Ninth Circuit denies Tanapag PTSA petition

THE U.S. Court of Appeals for the Ninth Circuit has denied the Tanapag Middle School’s Parent-Teacher-Student Association’s petition for a panel rehearing in the lawsuit over the CNMI gun control law.

In July 2018, the appellate court also ruled that TMS had no standing to intervene in the lawsuit filed by U.S. Navy veteran David J. Radich and his wife, Li Rong, who challenged the constitutionality of the CNMI gun control law.

This time, the appellate court affirmed the district court’s denial of the school PTSA’s motion to intervene.

Through counsel Joseph E. Horey, the PTSA wanted the Ninth Circuit to reverse the federal court’s order that denied its motion to intervene in the Radich couple’s lawsuit.

The PTSA claimed that Judge Manglona’s order striking down the Act will require the PTSA to install metal detectors in schools or hire security guards to protect against “an increased danger of gun violence.”

But the appellate court said the judge did not err in her decision.
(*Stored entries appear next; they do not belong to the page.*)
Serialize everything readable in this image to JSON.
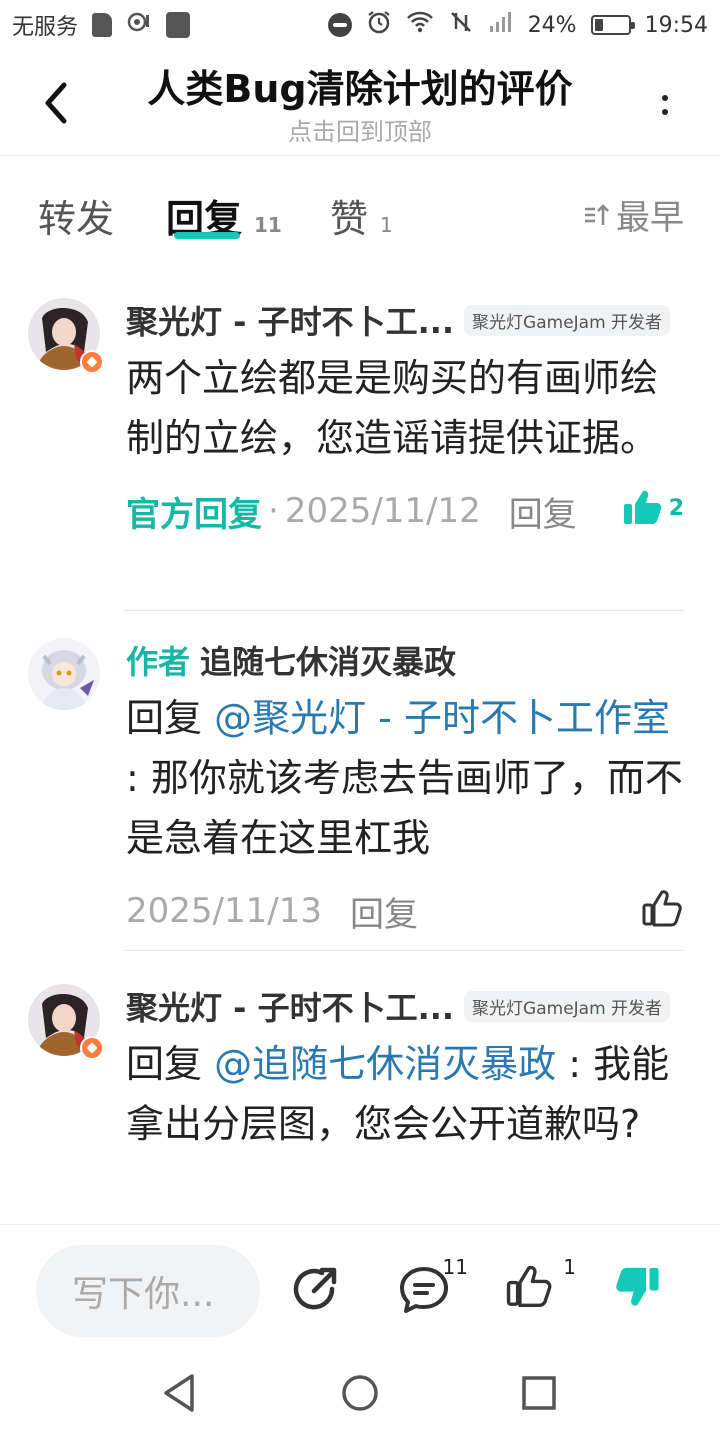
{
  "status_bar": {
    "carrier": "无服务",
    "battery": "24%",
    "time": "19:54"
  },
  "header": {
    "title": "人类Bug清除计划的评价",
    "subtitle": "点击回到顶部"
  },
  "tabs": [
    {
      "label": "转发",
      "count": ""
    },
    {
      "label": "回复",
      "count": "11"
    },
    {
      "label": "赞",
      "count": "1"
    }
  ],
  "sort_label": "最早",
  "comments": [
    {
      "name": "聚光灯 - 子时不卜工...",
      "badge": "聚光灯GameJam 开发者",
      "content": "两个立绘都是是购买的有画师绘制的立绘，您造谣请提供证据。",
      "official_label": "官方回复",
      "date": "2025/11/12",
      "reply_label": "回复",
      "likes": "2"
    },
    {
      "author_tag": "作者",
      "name": "追随七休消灭暴政",
      "reply_prefix": "回复 ",
      "mention": "@聚光灯 - 子时不卜工作室",
      "content": " : 那你就该考虑去告画师了，而不是急着在这里杠我",
      "date": "2025/11/13",
      "reply_label": "回复"
    },
    {
      "name": "聚光灯 - 子时不卜工...",
      "badge": "聚光灯GameJam 开发者",
      "reply_prefix": "回复 ",
      "mention": "@追随七休消灭暴政",
      "content": " : 我能拿出分层图，您会公开道歉吗?"
    }
  ],
  "bottom_bar": {
    "input_placeholder": "写下你...",
    "comment_count": "11",
    "like_count": "1"
  },
  "colors": {
    "accent": "#14c9b7",
    "mention": "#2a7ab0",
    "badge_orange": "#ff7e3d"
  }
}
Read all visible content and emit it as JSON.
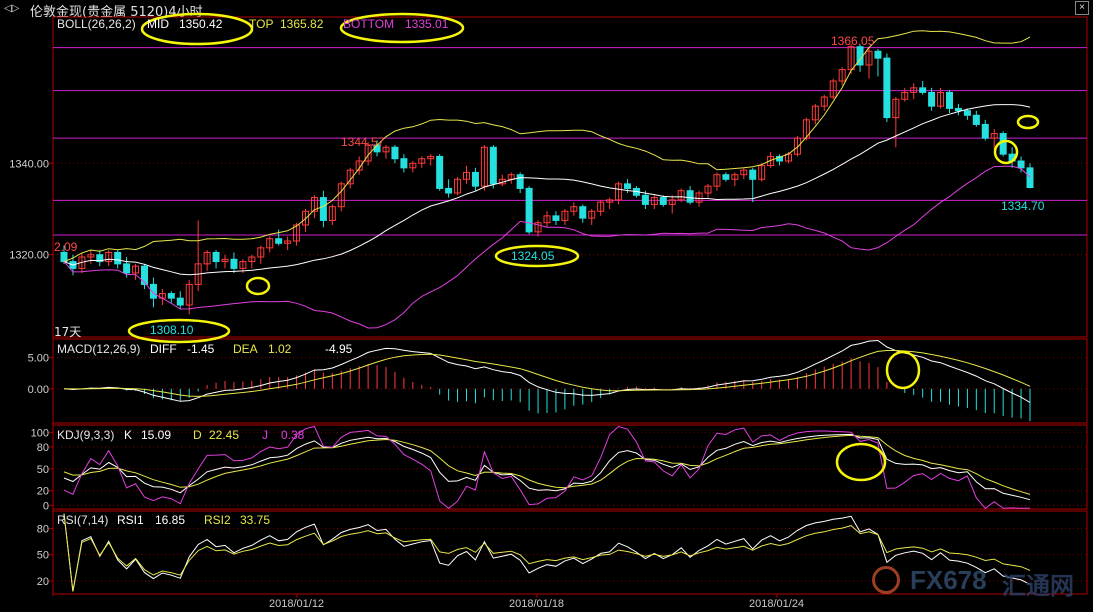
{
  "window": {
    "title": "伦敦金现(贵金属 5120)4小时",
    "nav_icon": "back-forward-icon",
    "close_icon": "close-icon"
  },
  "legends": {
    "boll": {
      "label": "BOLL(26,26,2)",
      "mid_label": "MID",
      "mid_value": "1350.42",
      "top_label": "TOP",
      "top_value": "1365.82",
      "bottom_label": "BOTTOM",
      "bottom_value": "1335.01"
    },
    "macd": {
      "label": "MACD(12,26,9)",
      "diff_label": "DIFF",
      "diff_value": "-1.45",
      "dea_label": "DEA",
      "dea_value": "1.02",
      "macd_value": "-4.95"
    },
    "kdj": {
      "label": "KDJ(9,3,3)",
      "k_label": "K",
      "k_value": "15.09",
      "d_label": "D",
      "d_value": "22.45",
      "j_label": "J",
      "j_value": "0.38"
    },
    "rsi": {
      "label": "RSI(7,14)",
      "rsi1_label": "RSI1",
      "rsi1_value": "16.85",
      "rsi2_label": "RSI2",
      "rsi2_value": "33.75"
    }
  },
  "annotations": {
    "high": "1366.05",
    "peak_left": "1344.57",
    "trough_mid": "1324.05",
    "trough_left": "1308.10",
    "last": "1334.70",
    "left_edge": "2.09",
    "days": "17天"
  },
  "dates": [
    "2018/01/12",
    "2018/01/18",
    "2018/01/24"
  ],
  "watermark": {
    "brand": "FX678",
    "cn": "汇通网"
  },
  "colors": {
    "bull": "#ff3b3b",
    "bear": "#26e0e0",
    "mid": "#ffffff",
    "upper": "#e6e64a",
    "lower": "#e040e0",
    "hline": "#d020d0",
    "highlight": "#f5f50a",
    "grid": "#7a0000"
  },
  "chart_data": [
    {
      "type": "candlestick",
      "name": "price",
      "yticks": [
        1320.0,
        1340.0
      ],
      "ylim": [
        1302,
        1372
      ],
      "horizontal_lines": [
        1365.3,
        1355.9,
        1345.5,
        1331.9,
        1324.3
      ],
      "candles": [
        [
          1320.5,
          1322.0,
          1318.0,
          1318.5
        ],
        [
          1318.5,
          1320.0,
          1315.5,
          1317.0
        ],
        [
          1317.0,
          1320.5,
          1316.0,
          1319.5
        ],
        [
          1319.5,
          1321.0,
          1318.0,
          1320.0
        ],
        [
          1320.0,
          1321.0,
          1317.5,
          1318.5
        ],
        [
          1318.5,
          1321.0,
          1317.5,
          1320.5
        ],
        [
          1320.5,
          1321.0,
          1317.0,
          1318.0
        ],
        [
          1318.0,
          1319.5,
          1315.0,
          1316.0
        ],
        [
          1316.0,
          1318.0,
          1314.5,
          1317.5
        ],
        [
          1317.5,
          1318.0,
          1312.5,
          1313.5
        ],
        [
          1313.5,
          1315.0,
          1308.5,
          1310.5
        ],
        [
          1310.5,
          1312.5,
          1309.0,
          1311.5
        ],
        [
          1311.5,
          1312.0,
          1309.5,
          1310.5
        ],
        [
          1310.5,
          1312.0,
          1308.0,
          1309.0
        ],
        [
          1309.0,
          1314.5,
          1307.0,
          1313.5
        ],
        [
          1313.5,
          1327.5,
          1312.0,
          1318.0
        ],
        [
          1318.0,
          1321.0,
          1316.5,
          1320.5
        ],
        [
          1320.5,
          1321.0,
          1317.0,
          1318.5
        ],
        [
          1318.5,
          1320.0,
          1317.0,
          1319.0
        ],
        [
          1319.0,
          1320.5,
          1316.0,
          1317.0
        ],
        [
          1317.0,
          1319.0,
          1316.0,
          1318.5
        ],
        [
          1318.5,
          1320.0,
          1317.0,
          1319.5
        ],
        [
          1319.5,
          1322.0,
          1318.0,
          1321.5
        ],
        [
          1321.5,
          1324.0,
          1320.5,
          1323.5
        ],
        [
          1323.5,
          1325.5,
          1322.0,
          1322.5
        ],
        [
          1322.5,
          1324.0,
          1321.0,
          1323.0
        ],
        [
          1323.0,
          1327.0,
          1322.0,
          1326.5
        ],
        [
          1326.5,
          1330.0,
          1325.0,
          1329.5
        ],
        [
          1329.5,
          1333.0,
          1328.0,
          1332.5
        ],
        [
          1332.5,
          1334.0,
          1326.0,
          1327.5
        ],
        [
          1327.5,
          1331.0,
          1326.5,
          1330.5
        ],
        [
          1330.5,
          1336.0,
          1329.5,
          1335.5
        ],
        [
          1335.5,
          1339.0,
          1334.5,
          1338.5
        ],
        [
          1338.5,
          1341.5,
          1337.5,
          1340.5
        ],
        [
          1340.5,
          1344.6,
          1339.5,
          1344.0
        ],
        [
          1344.0,
          1345.0,
          1341.5,
          1342.5
        ],
        [
          1342.5,
          1344.0,
          1341.0,
          1343.5
        ],
        [
          1343.5,
          1344.0,
          1340.0,
          1341.0
        ],
        [
          1341.0,
          1342.0,
          1338.0,
          1339.0
        ],
        [
          1339.0,
          1340.5,
          1338.0,
          1340.0
        ],
        [
          1340.0,
          1341.5,
          1339.0,
          1341.0
        ],
        [
          1341.0,
          1342.0,
          1339.5,
          1341.5
        ],
        [
          1341.5,
          1342.0,
          1334.0,
          1334.5
        ],
        [
          1334.5,
          1336.5,
          1332.5,
          1333.5
        ],
        [
          1333.5,
          1337.0,
          1333.0,
          1336.5
        ],
        [
          1336.5,
          1339.5,
          1335.5,
          1338.0
        ],
        [
          1338.0,
          1339.0,
          1334.0,
          1335.0
        ],
        [
          1335.0,
          1344.0,
          1334.0,
          1343.5
        ],
        [
          1343.5,
          1344.0,
          1334.5,
          1335.5
        ],
        [
          1335.5,
          1337.5,
          1335.0,
          1336.5
        ],
        [
          1336.5,
          1338.0,
          1335.5,
          1337.5
        ],
        [
          1337.5,
          1338.0,
          1333.5,
          1334.5
        ],
        [
          1334.5,
          1335.0,
          1324.5,
          1325.0
        ],
        [
          1325.0,
          1327.5,
          1324.0,
          1327.0
        ],
        [
          1327.0,
          1329.5,
          1326.0,
          1328.5
        ],
        [
          1328.5,
          1329.5,
          1326.5,
          1327.5
        ],
        [
          1327.5,
          1330.0,
          1326.5,
          1329.5
        ],
        [
          1329.5,
          1331.5,
          1328.5,
          1330.5
        ],
        [
          1330.5,
          1331.0,
          1327.0,
          1328.0
        ],
        [
          1328.0,
          1330.0,
          1326.5,
          1329.5
        ],
        [
          1329.5,
          1332.0,
          1328.5,
          1331.5
        ],
        [
          1331.5,
          1332.5,
          1330.0,
          1332.0
        ],
        [
          1332.0,
          1336.0,
          1331.0,
          1335.5
        ],
        [
          1335.5,
          1336.5,
          1333.5,
          1334.5
        ],
        [
          1334.5,
          1335.0,
          1332.5,
          1333.0
        ],
        [
          1333.0,
          1334.0,
          1330.0,
          1331.0
        ],
        [
          1331.0,
          1333.0,
          1330.0,
          1332.5
        ],
        [
          1332.5,
          1333.0,
          1330.5,
          1331.0
        ],
        [
          1331.0,
          1333.0,
          1329.0,
          1332.0
        ],
        [
          1332.0,
          1334.5,
          1331.5,
          1334.0
        ],
        [
          1334.0,
          1335.0,
          1331.0,
          1331.5
        ],
        [
          1331.5,
          1334.0,
          1330.5,
          1333.5
        ],
        [
          1333.5,
          1335.5,
          1332.5,
          1335.0
        ],
        [
          1335.0,
          1338.0,
          1334.0,
          1337.5
        ],
        [
          1337.5,
          1338.0,
          1336.0,
          1336.5
        ],
        [
          1336.5,
          1338.0,
          1335.0,
          1337.5
        ],
        [
          1337.5,
          1339.0,
          1336.5,
          1338.5
        ],
        [
          1338.5,
          1339.0,
          1331.5,
          1336.5
        ],
        [
          1336.5,
          1340.0,
          1336.0,
          1339.5
        ],
        [
          1339.5,
          1342.5,
          1339.0,
          1341.5
        ],
        [
          1341.5,
          1342.0,
          1339.5,
          1340.5
        ],
        [
          1340.5,
          1342.5,
          1340.0,
          1342.0
        ],
        [
          1342.0,
          1346.0,
          1341.5,
          1345.5
        ],
        [
          1345.5,
          1350.0,
          1345.0,
          1349.5
        ],
        [
          1349.5,
          1353.0,
          1348.5,
          1352.5
        ],
        [
          1352.5,
          1355.0,
          1351.5,
          1354.5
        ],
        [
          1354.5,
          1358.5,
          1354.0,
          1358.0
        ],
        [
          1358.0,
          1361.0,
          1357.0,
          1360.5
        ],
        [
          1360.5,
          1366.1,
          1359.5,
          1365.5
        ],
        [
          1365.5,
          1366.0,
          1360.0,
          1361.5
        ],
        [
          1361.5,
          1365.5,
          1358.5,
          1364.5
        ],
        [
          1364.5,
          1365.0,
          1359.0,
          1363.0
        ],
        [
          1363.0,
          1364.0,
          1349.0,
          1350.0
        ],
        [
          1350.0,
          1354.5,
          1343.5,
          1354.0
        ],
        [
          1354.0,
          1356.5,
          1353.5,
          1355.5
        ],
        [
          1355.5,
          1357.5,
          1354.0,
          1356.5
        ],
        [
          1356.5,
          1358.0,
          1355.0,
          1355.5
        ],
        [
          1355.5,
          1356.5,
          1351.5,
          1352.5
        ],
        [
          1352.5,
          1356.5,
          1352.0,
          1355.5
        ],
        [
          1355.5,
          1356.0,
          1351.0,
          1352.0
        ],
        [
          1352.0,
          1353.0,
          1350.5,
          1351.5
        ],
        [
          1351.5,
          1352.0,
          1349.5,
          1350.5
        ],
        [
          1350.5,
          1351.5,
          1348.0,
          1348.5
        ],
        [
          1348.5,
          1349.5,
          1345.0,
          1345.5
        ],
        [
          1345.5,
          1347.5,
          1343.0,
          1346.5
        ],
        [
          1346.5,
          1347.0,
          1341.5,
          1342.0
        ],
        [
          1342.0,
          1343.5,
          1339.0,
          1340.5
        ],
        [
          1340.5,
          1341.5,
          1338.0,
          1339.0
        ],
        [
          1339.0,
          1340.0,
          1334.5,
          1334.7
        ]
      ]
    },
    {
      "type": "line+bar",
      "name": "MACD",
      "yticks": [
        0.0,
        5.0
      ],
      "ylim": [
        -5.5,
        8
      ]
    },
    {
      "type": "line",
      "name": "KDJ",
      "yticks": [
        0,
        20,
        50,
        80,
        100
      ],
      "ylim": [
        -5,
        110
      ]
    },
    {
      "type": "line",
      "name": "RSI",
      "yticks": [
        20,
        50,
        80
      ],
      "ylim": [
        5,
        100
      ]
    }
  ]
}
In denying the PTSA’s motion to intervene, Judge Manglona pointed out that “the provisions challenged in this lawsuit no longer exist,” and the PTSA “no longer has a case into which it can intervene.”

On March 28, 2016, Judge Manglona struck down the CNMI law that prohibited residents from obtaining handguns for self-defense purposes, saying it was unconstitutional.

The PTSA filed a motion to intervene for purposes of appeal in the Radich couple’s lawsuit after the CNMI government enacted Public Law 19-42, or the SAFE Act, which removed the ban on possession of handguns and established new rules for transporting and using firearms.